The city’s General Fund, used for public safety services, parks, public works and general government services, is balanced going into the new fiscal year at $89.3 million, according to city staff. Revenue from sales and property taxes, both of which appear to be returning to pre-pandemic levels, contribute to around half of the total General Fund.

Administrators boasted a much lower apportionment of General Fund spending on public safety than the majority of other cities, with fire services receiving 22.5% of the General Fund and law enforcement receiving 26.1%.

“While law enforcement is the biggest part of the budget — it’s the biggest part of every city’s budget — in our city, police and fire make up less than 50%. I don’t think there’s any city that has public safety making up less than 50% of their General Fund budget,” Griffin said. “I think our law enforcement costs are in a really great, solid place and we get great service.”

Rather than having its own police department, San Marcos is one of nine cities contracting with the San Diego County Sheriff’s Department for local police services. The five-year contract with the department approved earlier this year features a 1% cost increase in the first two years and 3.5% increases in each of the following three years.

The city will also continue to provide funding, split with the school district, for four full-time school resource officers, according to a staff report.

After being unable to contribute money into reserves such as the infrastructure fund during the beginning of the COVID-19 pandemic, the city is resuming its contributions to these funds during 2022-23, allocating $1.26 million from the General Fund for a total of $3.9 million set aside for future projects.

“Having that $3.9 million in reserves in the infrastructure fund certainly gives us flexibility, if the economy does sort of turn in a negative direction and we start to see these revenues not grow as much as we’d hoped, or even turn the other way,” Griffin said.

The 2022-23 budget also includes $14.1 million in new appropriations for capital improvement projects, with the overall Capital Improvement Project (CIP) fund totaling $236 million through 2026. Revenue for the CIP fund comes mainly from the half-cent TransNet tax.

Over a third of CIP funding goes toward street projects, with around a quarter going toward San Marcos Creek improvements and another quarter to city facilities.

According to Griffin, there are 50 projects on the docket for the upcoming year, including the ongoing San Marcos Creek Project, which recently reached a major milestone with the reopening of the Bent Avenue bridge.

The list also includes improvements to Rancho Coronado and South Lake Community parks, and various street improvement projects such as a $10 million annual surface seal, improvements to the San Marcos Boulevard and Discovery Street intersection, the Woodland Parkway SR 78 Interchange and Barham Road widening project and San Marcos Boulevard reconstruction.

The budget also sets aside around $250,000 for the city to conduct a feasibility study for a new fire station, according to Griffin.

Mayor Rebecca Jones thanked the city’s various departments for their work in developing their individual budget projections and for being willing to keep costs low.

“Thank you for all of your hard work and not coming in with a wish list that’s a mile long and understanding that we are going to have some tougher times in the next couple of years, depending on what happens. We just need to be very careful, and that’s the San Marcos way,” Jones said.

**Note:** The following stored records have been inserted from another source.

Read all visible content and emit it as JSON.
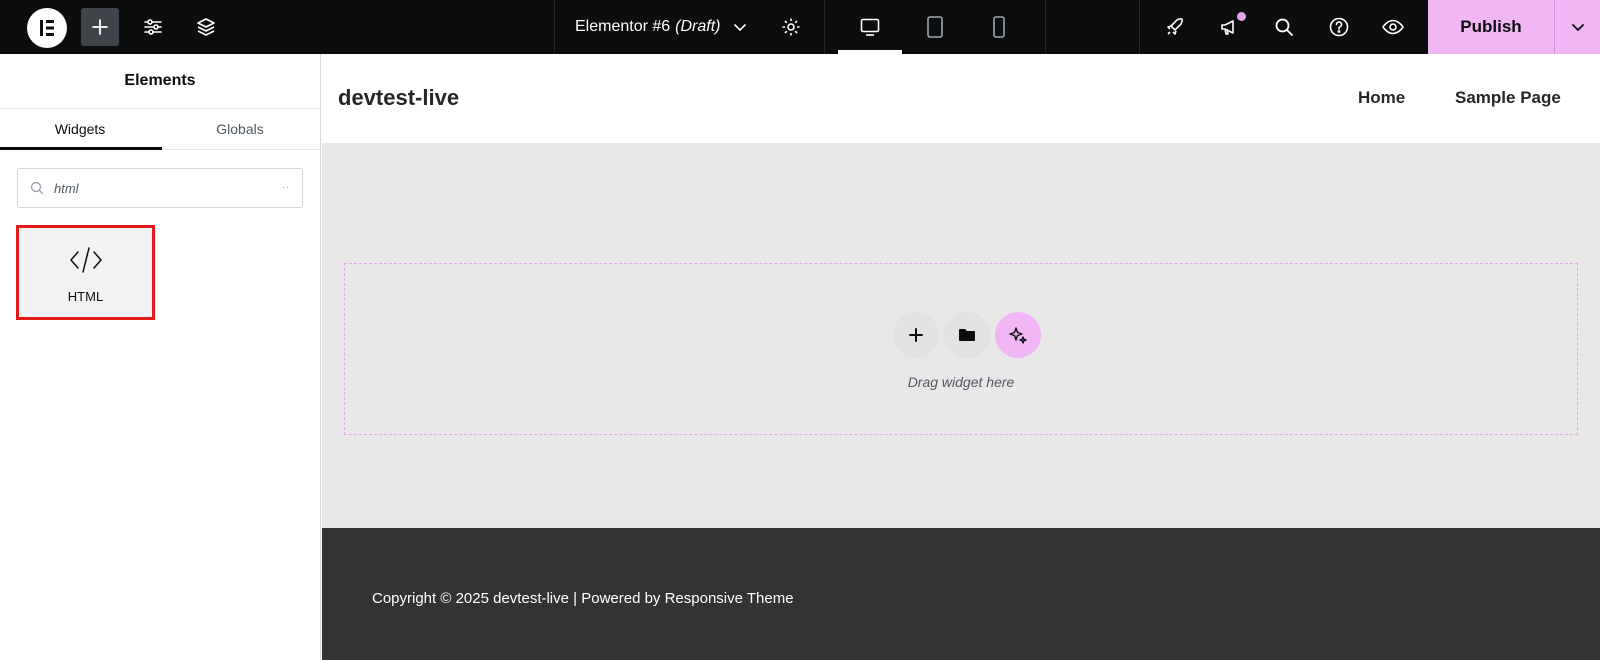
{
  "topbar": {
    "logo_icon": "elementor-logo-icon",
    "add_icon": "plus-icon",
    "settings_icon": "sliders-icon",
    "structure_icon": "layers-icon",
    "doc_title": "Elementor #6",
    "doc_status": "(Draft)",
    "doc_menu_icon": "chevron-down-icon",
    "page_settings_icon": "gear-icon",
    "devices": [
      "desktop-icon",
      "tablet-icon",
      "mobile-icon"
    ],
    "active_device": "desktop",
    "right_icons": [
      "rocket-icon",
      "megaphone-icon",
      "search-icon",
      "help-icon",
      "eye-icon"
    ],
    "publish_label": "Publish",
    "accent": "#f0b7f4"
  },
  "panel": {
    "title": "Elements",
    "tabs": [
      "Widgets",
      "Globals"
    ],
    "active_tab": "Widgets",
    "search_value": "html",
    "search_clear": "..",
    "widgets": [
      {
        "label": "HTML",
        "icon": "code-icon"
      }
    ]
  },
  "canvas": {
    "site_title": "devtest-live",
    "nav": [
      "Home",
      "Sample Page"
    ],
    "dropzone_text": "Drag widget here",
    "dropzone_buttons": [
      "plus-icon",
      "folder-icon",
      "sparkle-icon"
    ],
    "footer_text": "Copyright © 2025 devtest-live | Powered by Responsive Theme"
  }
}
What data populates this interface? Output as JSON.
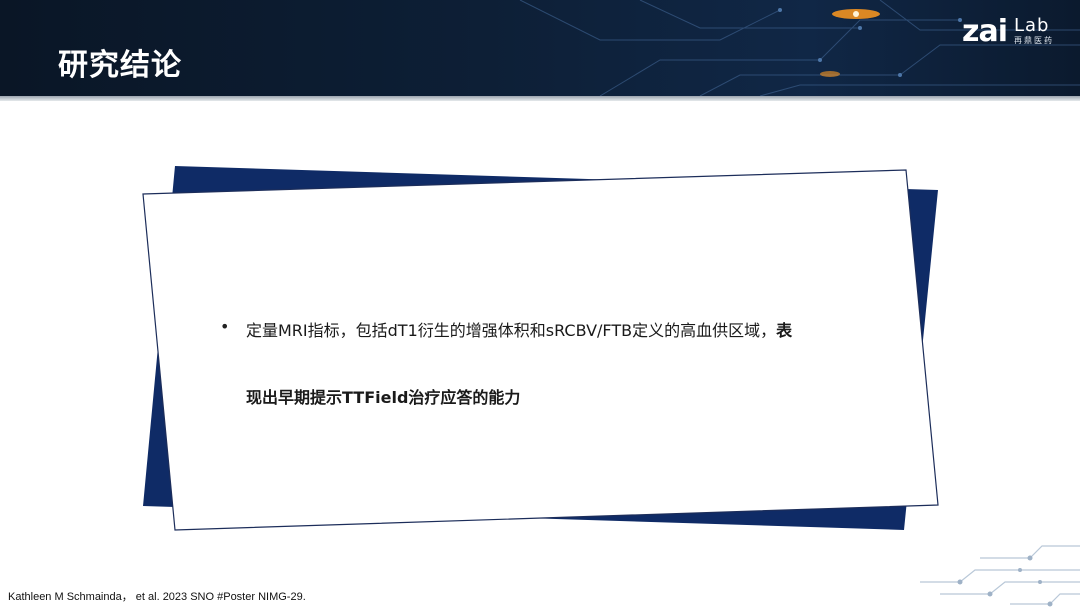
{
  "header": {
    "title": "研究结论",
    "logo": {
      "main": "zai",
      "sub": "Lab",
      "cn": "再鼎医药"
    }
  },
  "content": {
    "bullet": "•",
    "text_regular": "定量MRI指标，包括dT1衍生的增强体积和sRCBV/FTB定义的高血供区域，",
    "text_bold_1": "表",
    "text_bold_2": "现出早期提示TTField治疗应答的能力"
  },
  "footer": {
    "citation": "Kathleen M Schmainda， et al. 2023 SNO #Poster NIMG-29."
  },
  "colors": {
    "header_bg": "#0d1f36",
    "accent_orange": "#ff9a1f",
    "card_navy": "#0f2b66",
    "card_border": "#1c2d5a"
  }
}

After keeping several positions vacant in various departments to cut costs, the city is also planning to fill eight positions in human resources, GIS, administration, public works, parks and recreation, development services, traffic, and planning over the next year, according to Community and Economic Development Director Tess Sangster.

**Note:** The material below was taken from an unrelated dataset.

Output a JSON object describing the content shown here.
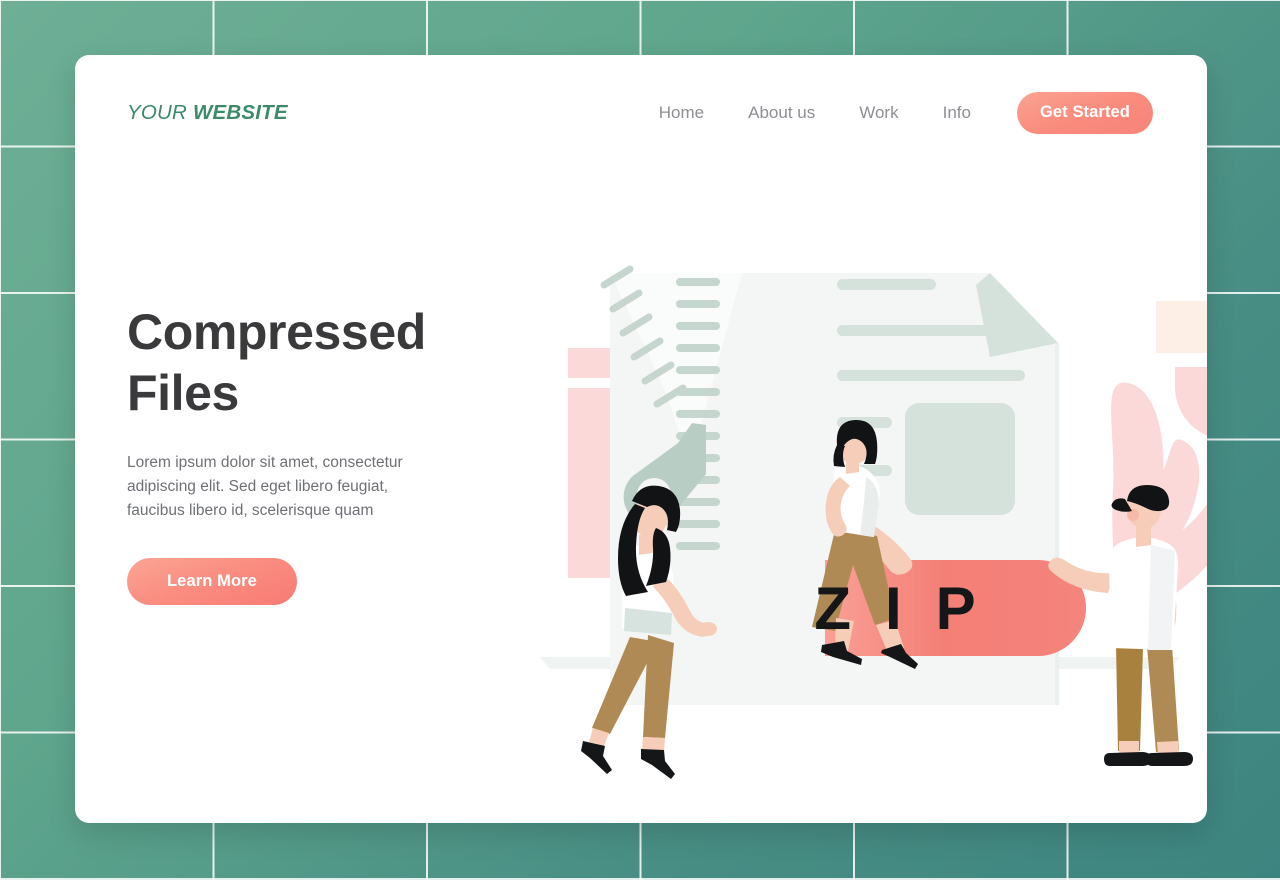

While the city appears to be in the clear going into 2022-23, the following fiscal year is likely to present more challenges with the lack of one-time relief funds that have assisted the city since the beginning of the pandemic, city leaders say.

“We’ll have a pretty good drop in one-time revenue. It’s going to be a bit more of a challenge budgeting in 2023-24. We think we’ve set that up to be manageable once we get there,” Griffin said.